Calling a large language model API for each predefined index to make secondary judgment on the multiple index results screened in the previous step, and determining whether the predefined index data exists.

2. The method for extracting the data of the low-cost gazette driven by the large language model according to claim 1, wherein the web page text acquisition module adopts a fully-automatic crawler tool to acquire all web page information loaded dynamically, and adopts a web page text extraction algorithm based on text density to acquire the content of the gazette text, and the operation can be started only by inputting the website of the gazette.

3. The large language model driven low cost bulletin data extraction method of claim 1, wherein the report information analysis module has a picture recognition function and an accessory document content extraction function, the picture recognition function adopts a lightweight AI model available on a local conventional computer device, and can obtain the text of each cell and the cell position information in the form picture.

4. The large language model driven low cost gazette data extraction method of claim 1 wherein the index data extraction module inputs text and specific hint words of each segment to a large language model API to extract data indexes in each segment; the specific prompt word content comprises a requirement of extracting index data and a requirement of returning according to a JSON list format; wherein, the JSON list format is as the "[ { index name: index value }, … ] ".

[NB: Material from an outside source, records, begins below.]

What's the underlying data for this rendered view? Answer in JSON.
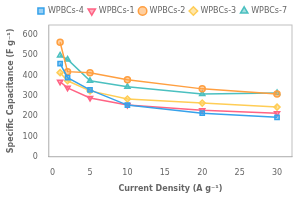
{
  "chart_data": {
    "type": "line",
    "x": [
      1,
      2,
      5,
      10,
      20,
      30
    ],
    "series": [
      {
        "name": "WPBCs-4",
        "marker": "square",
        "values": [
          460,
          390,
          330,
          255,
          215,
          195
        ]
      },
      {
        "name": "WPBCs-1",
        "marker": "triangle-down",
        "values": [
          370,
          340,
          290,
          255,
          230,
          215
        ]
      },
      {
        "name": "WPBCs-2",
        "marker": "circle",
        "values": [
          565,
          420,
          415,
          380,
          335,
          310
        ]
      },
      {
        "name": "WPBCs-3",
        "marker": "diamond",
        "values": [
          415,
          375,
          325,
          285,
          265,
          245
        ]
      },
      {
        "name": "WPBCs-7",
        "marker": "triangle-up",
        "values": [
          500,
          480,
          375,
          345,
          310,
          315
        ]
      }
    ],
    "xlabel": "Current Density (A g⁻¹)",
    "ylabel": "Specific Capacitance (F g⁻¹)",
    "xlim": [
      -0.5,
      32
    ],
    "ylim": [
      0,
      650
    ],
    "xticks": [
      0,
      5,
      10,
      15,
      20,
      25,
      30
    ],
    "yticks": [
      0,
      100,
      200,
      300,
      400,
      500,
      600
    ],
    "grid": false,
    "legend": "upper right"
  }
}
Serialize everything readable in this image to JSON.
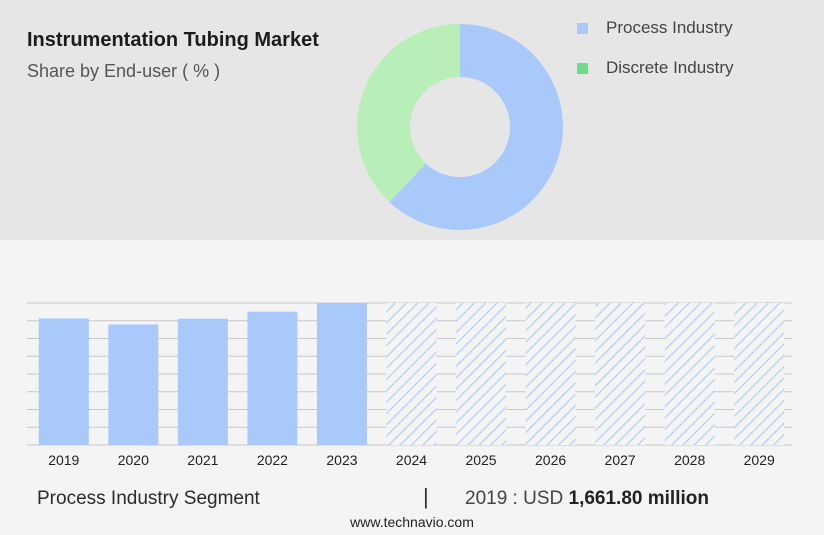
{
  "colors": {
    "process": "#a9c9fb",
    "discrete": "#b8efb8",
    "discrete_legend": "#6ddc8a",
    "grid": "#c8c8c8"
  },
  "header": {
    "title": "Instrumentation Tubing Market",
    "subtitle": "Share by End-user ( % )"
  },
  "legend": [
    {
      "label": "Process Industry",
      "color": "#a9c9fb"
    },
    {
      "label": "Discrete Industry",
      "color": "#6ddc8a"
    }
  ],
  "footer": {
    "segment": "Process Industry Segment",
    "separator": "|",
    "year_value_prefix": "2019 : USD",
    "value": "1,661.80 million",
    "url": "www.technavio.com"
  },
  "chart_data": [
    {
      "type": "pie",
      "categories": [
        "Process Industry",
        "Discrete Industry"
      ],
      "values": [
        62,
        38
      ]
    },
    {
      "type": "bar",
      "categories": [
        "2019",
        "2020",
        "2021",
        "2022",
        "2023",
        "2024",
        "2025",
        "2026",
        "2027",
        "2028",
        "2029"
      ],
      "values": [
        1661.8,
        1582.5,
        1659.1,
        1750.3,
        1865.0,
        null,
        null,
        null,
        null,
        null,
        null
      ],
      "forecast_from": "2024",
      "ylim": [
        0,
        1865.0
      ],
      "grid": true
    }
  ]
}
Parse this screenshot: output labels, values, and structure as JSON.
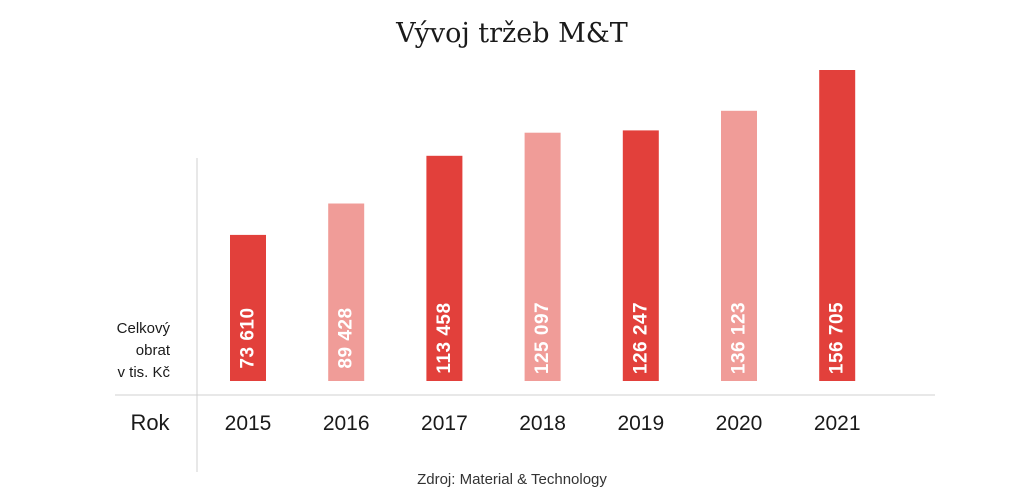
{
  "chart_data": {
    "type": "bar",
    "title": "Vývoj tržeb M&T",
    "ylabel": [
      "Celkový",
      "obrat",
      "v tis. Kč"
    ],
    "xlabel": "Rok",
    "categories": [
      "2015",
      "2016",
      "2017",
      "2018",
      "2019",
      "2020",
      "2021"
    ],
    "values": [
      73610,
      89428,
      113458,
      125097,
      126247,
      136123,
      156705
    ],
    "value_labels": [
      "73 610",
      "89 428",
      "113 458",
      "125 097",
      "126 247",
      "136 123",
      "156 705"
    ],
    "bar_colors": [
      "#e2403b",
      "#f09c98",
      "#e2403b",
      "#f09c98",
      "#e2403b",
      "#f09c98",
      "#e2403b"
    ],
    "grid": false,
    "source": "Zdroj: Material & Technology"
  }
}
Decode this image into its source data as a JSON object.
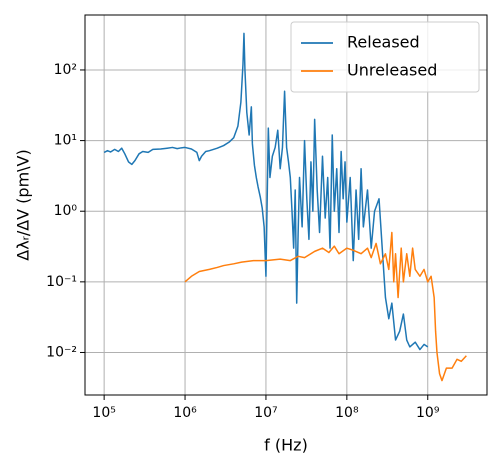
{
  "chart_data": {
    "type": "line",
    "xlabel": "f (Hz)",
    "ylabel": "Δλᵣ/ΔV (pm\\V)",
    "xscale": "log",
    "yscale": "log",
    "grid": true,
    "legend": "upper right",
    "xlim": [
      58000,
      5400000000
    ],
    "ylim": [
      0.0025,
      600
    ],
    "xticks": [
      {
        "value": 100000,
        "label": "10⁵"
      },
      {
        "value": 1000000,
        "label": "10⁶"
      },
      {
        "value": 10000000,
        "label": "10⁷"
      },
      {
        "value": 100000000,
        "label": "10⁸"
      },
      {
        "value": 1000000000,
        "label": "10⁹"
      }
    ],
    "yticks": [
      {
        "value": 0.01,
        "label": "10⁻²"
      },
      {
        "value": 0.1,
        "label": "10⁻¹"
      },
      {
        "value": 1,
        "label": "10⁰"
      },
      {
        "value": 10,
        "label": "10¹"
      },
      {
        "value": 100,
        "label": "10²"
      }
    ],
    "series": [
      {
        "name": "Released",
        "color": "#1f77b4",
        "x": [
          100000.0,
          110000.0,
          120000.0,
          135000.0,
          150000.0,
          165000.0,
          180000.0,
          200000.0,
          220000.0,
          240000.0,
          270000.0,
          300000.0,
          350000.0,
          400000.0,
          500000.0,
          600000.0,
          700000.0,
          800000.0,
          900000.0,
          1000000.0,
          1200000.0,
          1400000.0,
          1500000.0,
          1600000.0,
          1800000.0,
          2000000.0,
          2500000.0,
          3000000.0,
          3500000.0,
          4000000.0,
          4500000.0,
          4900000.0,
          5200000.0,
          5350000.0,
          5500000.0,
          5800000.0,
          6200000.0,
          6600000.0,
          6800000.0,
          7200000.0,
          7600000.0,
          8000000.0,
          8500000.0,
          9000000.0,
          9500000.0,
          10000000.0,
          10300000.0,
          10700000.0,
          11200000.0,
          12000000.0,
          13000000.0,
          14000000.0,
          15000000.0,
          16000000.0,
          17000000.0,
          18000000.0,
          19000000.0,
          20000000.0,
          21000000.0,
          22000000.0,
          23000000.0,
          24000000.0,
          25000000.0,
          26000000.0,
          28000000.0,
          30000000.0,
          32000000.0,
          34000000.0,
          36000000.0,
          38000000.0,
          40000000.0,
          43000000.0,
          46000000.0,
          50000000.0,
          54000000.0,
          58000000.0,
          62000000.0,
          66000000.0,
          70000000.0,
          75000000.0,
          80000000.0,
          85000000.0,
          90000000.0,
          95000000.0,
          100000000.0,
          110000000.0,
          120000000.0,
          130000000.0,
          140000000.0,
          150000000.0,
          160000000.0,
          180000000.0,
          200000000.0,
          220000000.0,
          250000000.0,
          280000000.0,
          300000000.0,
          330000000.0,
          360000000.0,
          400000000.0,
          450000000.0,
          500000000.0,
          550000000.0,
          600000000.0,
          700000000.0,
          800000000.0,
          900000000.0,
          1000000000.0
        ],
        "values": [
          6.8,
          7.2,
          6.9,
          7.5,
          7.0,
          7.8,
          6.5,
          5.0,
          4.6,
          5.2,
          6.5,
          7.0,
          6.8,
          7.5,
          7.6,
          7.8,
          8.0,
          7.7,
          7.9,
          8.0,
          7.6,
          6.8,
          5.2,
          6.0,
          7.0,
          7.2,
          7.8,
          8.5,
          9.5,
          11,
          16,
          35,
          120,
          330,
          100,
          25,
          12,
          30,
          9,
          4.5,
          3,
          2.2,
          1.6,
          1.1,
          0.6,
          0.12,
          1,
          15,
          3,
          6,
          8,
          14,
          4,
          8,
          50,
          8,
          5,
          3,
          1,
          0.3,
          2,
          0.05,
          0.5,
          3,
          0.6,
          10,
          1.5,
          0.4,
          5,
          1,
          20,
          2,
          0.5,
          6,
          0.8,
          3,
          0.3,
          12,
          1,
          4,
          0.5,
          7,
          1.5,
          5,
          0.7,
          3,
          0.2,
          2,
          0.4,
          4,
          0.6,
          2,
          0.3,
          1,
          1.5,
          0.2,
          0.06,
          0.03,
          0.05,
          0.015,
          0.02,
          0.035,
          0.015,
          0.012,
          0.014,
          0.011,
          0.013,
          0.012
        ]
      },
      {
        "name": "Unreleased",
        "color": "#ff7f0e",
        "x": [
          1000000.0,
          1200000.0,
          1500000.0,
          2000000.0,
          2500000.0,
          3000000.0,
          4000000.0,
          5000000.0,
          7000000.0,
          10000000.0,
          15000000.0,
          20000000.0,
          25000000.0,
          30000000.0,
          40000000.0,
          50000000.0,
          60000000.0,
          70000000.0,
          80000000.0,
          100000000.0,
          120000000.0,
          150000000.0,
          180000000.0,
          200000000.0,
          230000000.0,
          260000000.0,
          300000000.0,
          330000000.0,
          360000000.0,
          380000000.0,
          400000000.0,
          430000000.0,
          470000000.0,
          500000000.0,
          550000000.0,
          600000000.0,
          650000000.0,
          700000000.0,
          800000000.0,
          900000000.0,
          1000000000.0,
          1100000000.0,
          1200000000.0,
          1250000000.0,
          1300000000.0,
          1400000000.0,
          1500000000.0,
          1700000000.0,
          2000000000.0,
          2300000000.0,
          2600000000.0,
          3000000000.0
        ],
        "values": [
          0.1,
          0.12,
          0.14,
          0.15,
          0.16,
          0.17,
          0.18,
          0.19,
          0.2,
          0.2,
          0.21,
          0.2,
          0.23,
          0.22,
          0.27,
          0.3,
          0.26,
          0.32,
          0.25,
          0.3,
          0.28,
          0.25,
          0.3,
          0.22,
          0.35,
          0.18,
          0.25,
          0.15,
          0.5,
          0.1,
          0.25,
          0.06,
          0.3,
          0.1,
          0.25,
          0.12,
          0.3,
          0.15,
          0.12,
          0.15,
          0.1,
          0.12,
          0.06,
          0.02,
          0.01,
          0.005,
          0.004,
          0.006,
          0.006,
          0.008,
          0.0075,
          0.009
        ]
      }
    ]
  }
}
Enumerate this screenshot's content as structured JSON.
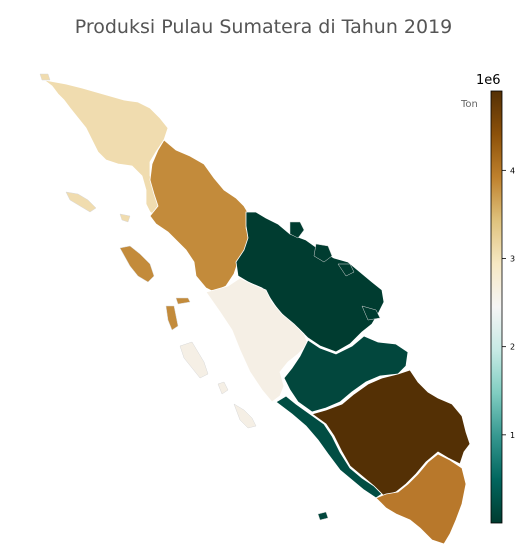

5. The large language model driven low cost gazette data extraction method of claim 1 wherein in the word vector matching and large language model decision module, a plurality of predefined index names and their synonym names may be manually added before the method is run, the word vector matching function employing a lightweight word vector model available on a local conventional computer device; and screening a group of indexes with similarity higher than a set threshold value through word vector matching, calling a large language model API to judge whether indexes synonymous with the predefined index names exist in the indexes, and recording data to a table if the indexes exist, and leaving blank if the indexes exist.

6. The large language model driven low cost gazette data extraction method of claim 1 wherein the method is capable of running automatically through a whole process on a networked conventional computer device and the performance of a single device is sufficient to support simultaneous operation of multiple programs.